Luckey has acknowledged that what he is working on is a whole new phenomenon “this is an area of videogame mechanics that has never been explored, despite the long history of real-world sports revolving around similar stakes.” And while the project is yet to be finalized Luckey believes that one day this “thought-provoking reminder of unexplored avenues in game design” will become one of the first “non-fiction” designs of a VR design that can kill players in real-time if they die in the game they were playing.
Oculus was sold to Facebook in 2014 for $3 billion by the founder Palmer Luckey which was a startup virtual reality by then. Oculus has been part of the foundation of the metaverse that Zuckerberg has created for users to access a digital world by using VR and AR devices. Luckey stayed on with Facebook after selling his startup but was later fired in 2016.
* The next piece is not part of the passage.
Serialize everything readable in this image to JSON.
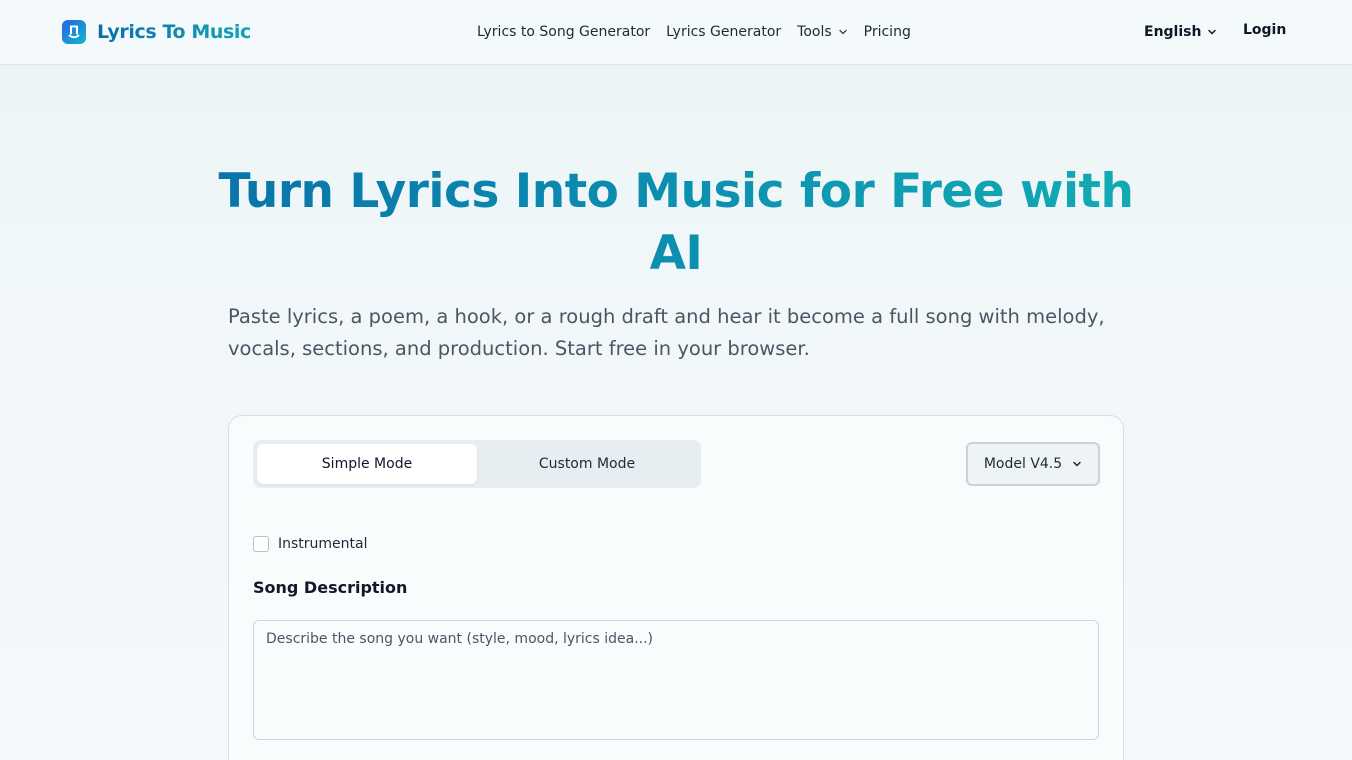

Luckey believes that this lethal device is worth the investment and hopes that in the future other developers like him will create something as perfectly lethal. The designer said that the VR headsets are half ready so that they can kill the user but require more work to make “the perfect-VR half” which is why even he has not worked up the courage to use it.
For seemingly more friendly VR ideas that don’t plan on killing anyone is the Quest Pro VR headset that was announced by Mark Zuckerberg last month. The Metaverse CEO announced the new headsets as a step closer to creating a virtual reality world that easily blends into the real world pushing boundaries to what can be done with entertainment devices.